Benden tamamen bağımsız olan neden; kelimelerin, cümlelerin, düşüncelerin uçarılığıydı. Özgürlük düşkünlükleriydi… Söz dinlemeyişleriydi… Kendi yolculuklarını, kendilerinin yaratma isteğiydi belki de… Yada benim onlara hakim olamayacak kadar yeteneksiz bir yazar olmamdı neden… Bilemem… Sorgulayamam…
Ama ikinci neden, çok daha bana bağlı ve sorgulanabilir bir nedendi. Bir yazar; yazacaklarında, ne kadar kendinden bahsedebilirdi? Yazdıklarının ne kadarını perdelemeden, kurgulamadan, öz denetiminden geçirmeden yazabilirdi? Yada yazacaklarının kimsenin canını acıtmayacağına nasıl emin olabilirdi? Yazıklarında ne kadar dürüst olabilirdi? Etik olan neydi? Bir yerlerde bir başvuru kitabı yada danışılacak bir kadı, üst kurum, RTÜK, v.s. yoktu. Neticede; isteyen, eğer kendini okutabilecek bir zümre buluyorsa, akşamdan, sabaha yazar olabiliyordu… Bunun ayrımını yapacak kimse yoktu…
Bakın işte, şu anda okuduğunuz gibi, tam da size yukarıda bahsettiğim nedenlerden dolayı bağımsız olan neden hakimiyeti eline geçirip konuyu dağıtmak üzere. Halbuki ben sizlere bambaşka bir hikaye anlatmak istiyorum… O yüzden sizin gözleriniz önünde belki de ilk defa yazmaya kararlı olduğum konu için yazının dümenini eski rotasına doğru kırıyorum…

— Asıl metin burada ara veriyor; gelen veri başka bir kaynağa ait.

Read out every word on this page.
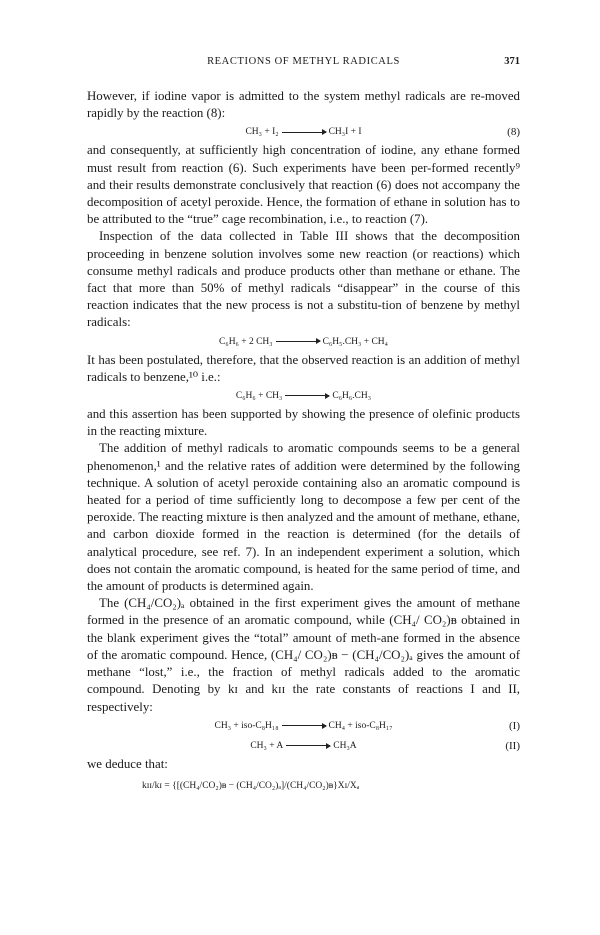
REACTIONS OF METHYL RADICALS	371

However, if iodine vapor is admitted to the system methyl radicals are re-moved rapidly by the reaction (8):

CH₃ + I₂	CH₃I + I	(8)

and consequently, at sufficiently high concentration of iodine, any ethane formed must result from reaction (6). Such experiments have been per-formed recently⁹ and their results demonstrate conclusively that reaction (6) does not accompany the decomposition of acetyl peroxide. Hence, the formation of ethane in solution has to be attributed to the “true” cage recombination, i.e., to reaction (7).

Inspection of the data collected in Table III shows that the decomposition proceeding in benzene solution involves some new reaction (or reactions) which consume methyl radicals and produce products other than methane or ethane. The fact that more than 50% of methyl radicals “disappear” in the course of this reaction indicates that the new process is not a substitu-tion of benzene by methyl radicals:

C₆H₆ + 2 CH₃	C₆H₅.CH₃ + CH₄

It has been postulated, therefore, that the observed reaction is an addition of methyl radicals to benzene,¹⁰ i.e.:

C₆H₆ + CH₃	C₆H₆.CH₃

and this assertion has been supported by showing the presence of olefinic products in the reacting mixture.

The addition of methyl radicals to aromatic compounds seems to be a general phenomenon,¹ and the relative rates of addition were determined by the following technique. A solution of acetyl peroxide containing also an aromatic compound is heated for a period of time sufficiently long to decompose a few per cent of the peroxide. The reacting mixture is then analyzed and the amount of methane, ethane, and carbon dioxide formed in the reaction is determined (for the details of analytical procedure, see ref. 7). In an independent experiment a solution, which does not contain the aromatic compound, is heated for the same period of time, and the amount of products is determined again.

The (CH₄/CO₂)ₐ obtained in the first experiment gives the amount of methane formed in the presence of an aromatic compound, while (CH₄/ CO₂)ᴃ obtained in the blank experiment gives the “total” amount of meth-ane formed in the absence of the aromatic compound. Hence, (CH₄/ CO₂)ᴃ − (CH₄/CO₂)ₐ gives the amount of methane “lost,” i.e., the fraction of methyl radicals added to the aromatic compound. Denoting by kɪ and kɪɪ the rate constants of reactions I and II, respectively:

CH₃ + iso-C₈H₁₈	CH₄ + iso-C₈H₁₇	(I)
CH₃ + A	CH₃A	(II)

we deduce that:

kɪɪ/kɪ = {[(CH₄/CO₂)ᴃ − (CH₄/CO₂)ₐ]/(CH₄/CO₂)ᴃ}Xɪ/Xₐ
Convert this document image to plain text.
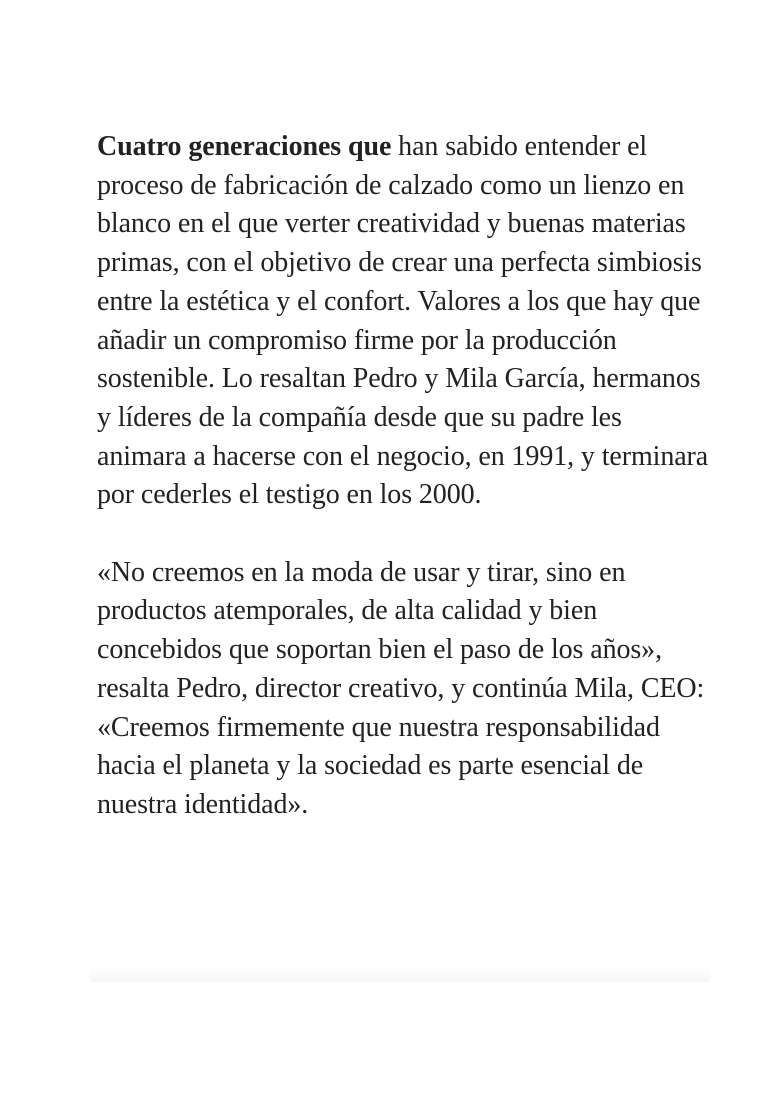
Cuatro generaciones que han sabido entender el proceso de fabricación de calzado como un lienzo en blanco en el que verter creatividad y buenas materias primas, con el objetivo de crear una perfecta simbiosis entre la estética y el confort. Valores a los que hay que añadir un compromiso firme por la producción sostenible. Lo resaltan Pedro y Mila García, hermanos y líderes de la compañía desde que su padre les animara a hacerse con el negocio, en 1991, y terminara por cederles el testigo en los 2000.

«No creemos en la moda de usar y tirar, sino en productos atemporales, de alta calidad y bien concebidos que soportan bien el paso de los años», resalta Pedro, director creativo, y continúa Mila, CEO: «Creemos firmemente que nuestra responsabilidad hacia el planeta y la sociedad es parte esencial de nuestra identidad».
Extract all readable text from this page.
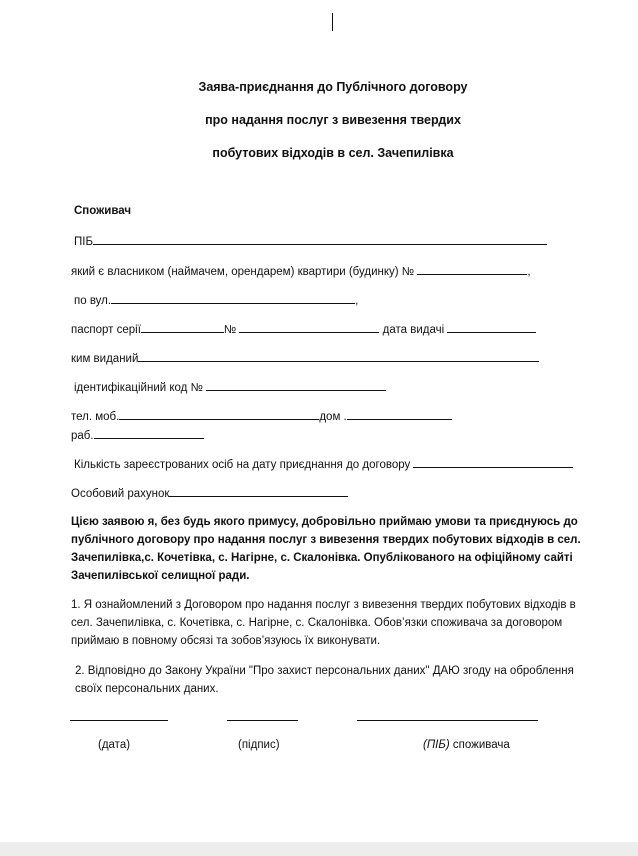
Заява-приєднання до Публічного договору
про надання послуг з вивезення твердих
побутових відходів в сел. Зачепилівка
Споживач
ПІБ
який є власником (наймачем, орендарем) квартири (будинку) №	,
по вул.	,
паспорт серії	№	дата видачі
ким виданий
ідентифікаційний код №
тел. моб.	дом .
раб.
Кількість зареєстрованих осіб на дату приєднання до договору
Особовий рахунок
Цією заявою я, без будь якого примусу, добровільно приймаю умови та приєднуюсь до публічного договору про надання послуг з вивезення твердих побутових відходів в сел. Зачепилівка,с. Кочетівка, с. Нагірне, с. Скалонівка. Опублікованого на офіційному сайті Зачепилівської селищної ради.
1. Я ознайомлений з Договором про надання послуг з вивезення твердих побутових відходів в сел. Зачепилівка, с. Кочетівка, с. Нагірне, с. Скалонівка. Обов’язки споживача за договором приймаю в повному обсязі та зобов’язуюсь їх виконувати.
2. Відповідно до Закону України "Про захист персональних даних" ДАЮ згоду на оброблення своїх персональних даних.
(дата)	(підпис)	(ПІБ) споживача
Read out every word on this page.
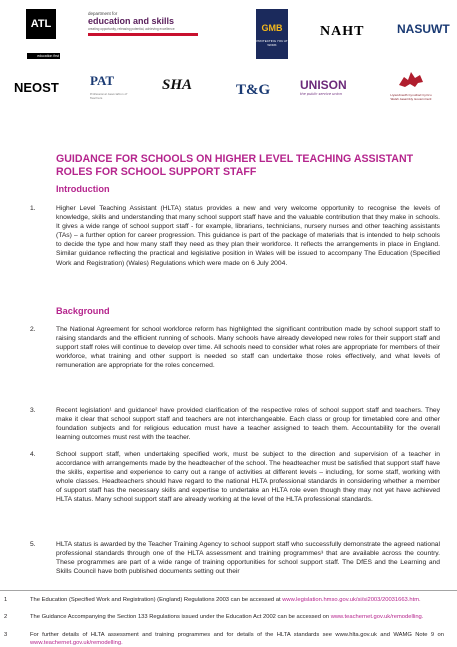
ATL
education first
department for
education and skills
creating opportunity, releasing potential, achieving excellence	GMB
PROTECTING YOU AT WORK
NAHT	NASUWT
NEOST PAT
Professional Association of Teachers
SHA	T&G UNISON
the public service union	Llywodraeth Cynulliad Cymru
Welsh Assembly Government
GUIDANCE FOR SCHOOLS ON HIGHER LEVEL TEACHING ASSISTANT ROLES FOR SCHOOL SUPPORT STAFF
Introduction
1.	Higher Level Teaching Assistant (HLTA) status provides a new and very welcome opportunity to recognise the levels of knowledge, skills and understanding that many school support staff have and the valuable contribution that they make in schools. It gives a wide range of school support staff - for example, librarians, technicians, nursery nurses and other teaching assistants (TAs) – a further option for career progression. This guidance is part of the package of materials that is intended to help schools to decide the type and how many staff they need as they plan their workforce. It reflects the arrangements in place in England. Similar guidance reflecting the practical and legislative position in Wales will be issued to accompany The Education (Specified Work and Registration) (Wales) Regulations which were made on 6 July 2004.
Background
2.	The National Agreement for school workforce reform has highlighted the significant contribution made by school support staff to raising standards and the efficient running of schools. Many schools have already developed new roles for their support staff and support staff roles will continue to develop over time. All schools need to consider what roles are appropriate for members of their workforce, what training and other support is needed so staff can undertake those roles effectively, and what levels of remuneration are appropriate for the roles concerned.
3.	Recent legislation¹ and guidance² have provided clarification of the respective roles of school support staff and teachers. They make it clear that school support staff and teachers are not interchangeable. Each class or group for timetabled core and other foundation subjects and for religious education must have a teacher assigned to teach them. Accountability for the overall learning outcomes must rest with the teacher.
4.	School support staff, when undertaking specified work, must be subject to the direction and supervision of a teacher in accordance with arrangements made by the headteacher of the school. The headteacher must be satisfied that support staff have the skills, expertise and experience to carry out a range of activities at different levels – including, for some staff, working with whole classes. Headteachers should have regard to the national HLTA professional standards in considering whether a member of support staff has the necessary skills and expertise to undertake an HLTA role even though they may not yet have achieved HLTA status. Many school support staff are already working at the level of the HLTA professional standards.
5.	HLTA status is awarded by the Teacher Training Agency to school support staff who successfully demonstrate the agreed national professional standards through one of the HLTA assessment and training programmes³ that are available across the country. These programmes are part of a wide range of training opportunities for school support staff. The DfES and the Learning and Skills Council have both published documents setting out their
1	The Education (Specified Work and Registration) (England) Regulations 2003 can be accessed at www.legislation.hmso.gov.uk/si/si2003/20031663.htm.
2	The Guidance Accompanying the Section 133 Regulations issued under the Education Act 2002 can be accessed on www.teachernet.gov.uk/remodelling.
3	For further details of HLTA assessment and training programmes and for details of the HLTA standards see www.hlta.gov.uk and WAMG Note 9 on www.teachernet.gov.uk/remodelling.
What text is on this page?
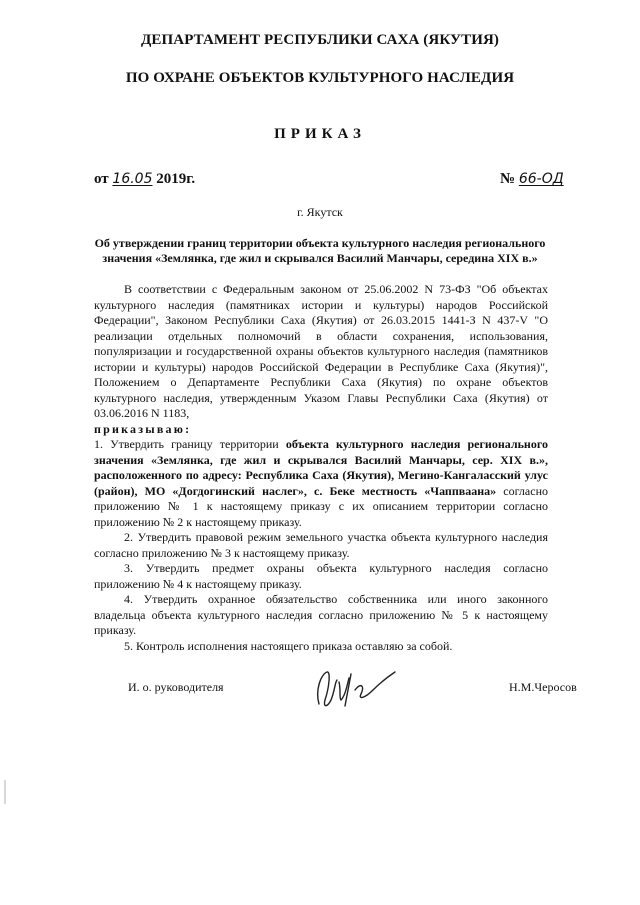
ДЕПАРТАМЕНТ РЕСПУБЛИКИ САХА (ЯКУТИЯ)
ПО ОХРАНЕ ОБЪЕКТОВ КУЛЬТУРНОГО НАСЛЕДИЯ
ПРИКАЗ
от 16.05 2019г.	№ 66-ОД
г. Якутск
Об утверждении границ территории объекта культурного наследия регионального значения «Землянка, где жил и скрывался Василий Манчары, середина XIX в.»

В соответствии с Федеральным законом от 25.06.2002 N 73-ФЗ "Об объектах культурного наследия (памятниках истории и культуры) народов Российской Федерации", Законом Республики Саха (Якутия) от 26.03.2015 1441-З N 437-V "О реализации отдельных полномочий в области сохранения, использования, популяризации и государственной охраны объектов культурного наследия (памятников истории и культуры) народов Российской Федерации в Республике Саха (Якутия)", Положением о Департаменте Республики Саха (Якутия) по охране объектов культурного наследия, утвержденным Указом Главы Республики Саха (Якутия) от 03.06.2016 N 1183,

приказываю:

1. Утвердить границу территории объекта культурного наследия регионального значения «Землянка, где жил и скрывался Василий Манчары, сер. XIX в.», расположенного по адресу: Республика Саха (Якутия), Мегино-Кангаласский улус (район), МО «Догдогинский наслег», с. Беке местность «Чаппваана» согласно приложению № 1 к настоящему приказу с их описанием территории согласно приложению № 2 к настоящему приказу.

2. Утвердить правовой режим земельного участка объекта культурного наследия согласно приложению № 3 к настоящему приказу.

3. Утвердить предмет охраны объекта культурного наследия согласно приложению № 4 к настоящему приказу.

4. Утвердить охранное обязательство собственника или иного законного владельца объекта культурного наследия согласно приложению № 5 к настоящему приказу.

5. Контроль исполнения настоящего приказа оставляю за собой.

И. о. руководителя	Н.М.Черосов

Yukarda bahsettiğim bu iki nedenden dolayı, ister istemez kendimi şimdiye kadar biraz engellenmiş ve kısıtlanmış hissediyordum. Ve sizlerle az sonra paylaşacağım konuyu yazmayı da sürekli bu nedenlerden dolayı erteliyordum… Muhtemelen bir iç hesaplaşma olacak bu yazdıklarım. Kendi doğrularımı sorgulayacağım ve belki de radikal değişiklikler yapacağım. İçsel bir yolculuğa çıkacağız sizlerle az sonra. Kendini yazar sanan bir insanın belki de hayata ilk yalansız, dolansız, kurgusuz, olduğu gibi, bir itirafını okuyacaksınız. Sade, yalın, sadece olanların yazıldığı… Arkanıza yaslanın ve bu yolculuğun tadını çıkarın…
Mersin doğumlu olduğum için kendimi Mersin’e ait hissederim genelde, ama yakın arkadaşlarım iyi bilir, dünya vatandaşlığına aday olacak kadar farklı kültürlerden ve mozaikten gelen bir aile yapıp olduğunu. Baba tarafından Kıbrıslı olmak gibi bir ayrıcalığım da mevcut. Kıbrısta doğan ve orada üniversite yaşına gelen babam, eğitimi için Ankara’ya gelir ve nasıl bir kaderse Mersin’de annemle tanışır. Annemin hikayesi de karışık. Annesi ve babası yani büyükanne ve büyükbaba, annemi Mersin’de dünyaya getirebilmek için birisi Manisa’dan diğeri Laskiye’den kalkıp buralara gelmişler. Onlardan geriye gitmedim araştırmamda bilerek… Köklerim korkuttu, ya yanlışlıkla padişah Vahdettin ile akraba çıkarsam diye…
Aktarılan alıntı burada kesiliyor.